Love, Laughter and Tears at Village Theatre

Snapshots, A Musical Scrapbook with music and lyrics by Stephen Schwartz

Village Theatre, Issaquah through October 18, Everett October 23-November 15, 2015

By Alice Kaderlan

It’s not a new story. The spark has gone out of Sue and Dan’s marriage, at least for Sue, and she’s decided to leave. Dan is clueless; he’s as content as ever and shocked to discover Sue in the attic gathering up a suitcase and a few other things for her departure. The attic is full of memories, captured in old photos and objects from the couple’s 20 years together. Gradually, as they go through the items in the attic, they relive happier times and ultimately, not surprisingly, rekindle the connection between them.

The Cast of Snapshots Snapshots Production photo. © 2015 Tracy Martin.  Property of Village Theatre.

Even though we know from the very beginning where the plot is going, David Stern’s book and Stephen Schwartz’s endearing songs and lyrics keep us engaged in this bittersweet tale.

The production is a hybrid– not quite a full musical but more than a revue – and uses a wide range of songs from Schwartz’s original musicals.
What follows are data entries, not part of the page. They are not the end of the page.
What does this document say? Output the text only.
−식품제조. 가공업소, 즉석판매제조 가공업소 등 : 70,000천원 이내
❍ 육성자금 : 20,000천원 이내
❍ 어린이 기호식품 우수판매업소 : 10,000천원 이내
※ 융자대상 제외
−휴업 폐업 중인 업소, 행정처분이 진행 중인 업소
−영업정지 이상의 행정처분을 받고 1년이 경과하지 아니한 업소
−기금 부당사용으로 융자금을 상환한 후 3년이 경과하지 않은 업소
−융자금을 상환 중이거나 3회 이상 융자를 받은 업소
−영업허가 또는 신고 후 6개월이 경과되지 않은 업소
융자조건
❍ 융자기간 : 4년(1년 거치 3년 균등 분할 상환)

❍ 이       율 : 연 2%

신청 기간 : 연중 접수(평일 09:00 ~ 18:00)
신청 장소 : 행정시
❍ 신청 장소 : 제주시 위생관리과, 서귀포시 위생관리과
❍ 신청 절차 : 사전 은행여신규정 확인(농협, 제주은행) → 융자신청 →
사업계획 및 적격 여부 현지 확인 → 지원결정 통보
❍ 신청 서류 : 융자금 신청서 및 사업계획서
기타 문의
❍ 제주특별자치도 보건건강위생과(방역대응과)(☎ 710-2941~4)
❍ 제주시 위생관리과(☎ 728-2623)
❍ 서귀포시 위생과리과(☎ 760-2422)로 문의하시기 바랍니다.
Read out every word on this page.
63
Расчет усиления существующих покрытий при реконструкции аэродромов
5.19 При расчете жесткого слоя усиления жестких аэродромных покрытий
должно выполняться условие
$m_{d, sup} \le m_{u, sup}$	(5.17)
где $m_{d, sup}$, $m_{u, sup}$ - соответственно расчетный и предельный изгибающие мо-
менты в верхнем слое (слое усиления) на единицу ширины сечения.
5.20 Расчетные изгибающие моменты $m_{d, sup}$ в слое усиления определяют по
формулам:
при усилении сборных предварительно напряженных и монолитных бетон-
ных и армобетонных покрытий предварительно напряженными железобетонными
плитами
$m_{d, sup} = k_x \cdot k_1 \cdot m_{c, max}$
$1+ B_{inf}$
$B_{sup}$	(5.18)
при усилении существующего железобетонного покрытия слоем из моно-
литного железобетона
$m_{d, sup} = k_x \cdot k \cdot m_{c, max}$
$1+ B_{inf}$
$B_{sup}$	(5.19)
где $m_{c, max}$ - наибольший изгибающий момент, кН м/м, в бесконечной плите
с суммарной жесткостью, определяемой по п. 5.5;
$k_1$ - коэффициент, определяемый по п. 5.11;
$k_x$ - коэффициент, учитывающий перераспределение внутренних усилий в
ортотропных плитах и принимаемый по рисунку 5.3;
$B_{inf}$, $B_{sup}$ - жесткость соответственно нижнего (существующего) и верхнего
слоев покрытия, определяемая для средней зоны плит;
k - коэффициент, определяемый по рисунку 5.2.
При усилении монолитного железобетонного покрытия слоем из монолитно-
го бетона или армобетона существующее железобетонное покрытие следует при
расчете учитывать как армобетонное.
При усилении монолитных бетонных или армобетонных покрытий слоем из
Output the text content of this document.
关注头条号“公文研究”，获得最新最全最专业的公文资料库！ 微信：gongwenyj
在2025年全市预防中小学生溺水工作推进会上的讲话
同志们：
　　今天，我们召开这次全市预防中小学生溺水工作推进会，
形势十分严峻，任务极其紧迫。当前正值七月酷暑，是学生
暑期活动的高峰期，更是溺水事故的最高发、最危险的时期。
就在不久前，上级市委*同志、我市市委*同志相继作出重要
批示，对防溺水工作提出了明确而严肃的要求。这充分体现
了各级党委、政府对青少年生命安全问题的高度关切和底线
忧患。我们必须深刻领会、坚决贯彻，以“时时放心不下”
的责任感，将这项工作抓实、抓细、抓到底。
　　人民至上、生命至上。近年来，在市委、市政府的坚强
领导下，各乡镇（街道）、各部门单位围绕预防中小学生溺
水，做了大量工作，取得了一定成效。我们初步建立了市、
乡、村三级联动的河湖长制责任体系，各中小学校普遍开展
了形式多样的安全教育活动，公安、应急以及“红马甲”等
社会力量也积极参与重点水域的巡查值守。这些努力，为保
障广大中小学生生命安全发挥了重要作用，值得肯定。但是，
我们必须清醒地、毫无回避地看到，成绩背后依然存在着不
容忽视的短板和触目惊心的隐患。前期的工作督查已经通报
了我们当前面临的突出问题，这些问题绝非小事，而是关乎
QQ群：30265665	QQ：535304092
There are tunes from “Pippin,” “Wicked,” “Godspell,” “The Magic Show” and many lesser known Schwartz musicals, all woven skillfully together by Stern and his co-creator Michael Scheman in a way that makes perfectly logical sense.

Stern and Scheman have come up with a clever conceit to dramatize Sue and Dan’s history. As the couple pores through the items they uncover in the attic, their younger selves come alive in the form of Mallory King and Ben Wynant as the pair during childhood, Tracy McDowell and Jim DeSelm as they transition into adulthood. All six are believable and vocally impressive; the younger cast members are particularly memorable portraying the peripheral characters who meander in and out of the couple’s life.

Director David Goldstein elicits touching, occasionally hilarious performances from his actors and moves them around Village Theatre’s cramped stage in a way that never feels claustrophobic. David Farley’s inventive set allows for projections that capture the joy and heartache of Sue and Dan’s life together and Monique Walker’s clever props turn the stage into a delivery room, college dorm, children’s schoolyard and any number of other locations.

Although few of the songs are memorable out of context they are all tuneful and the lasting effect of “Snapshots” is like that of a cool summer breeze, gentle and soothing.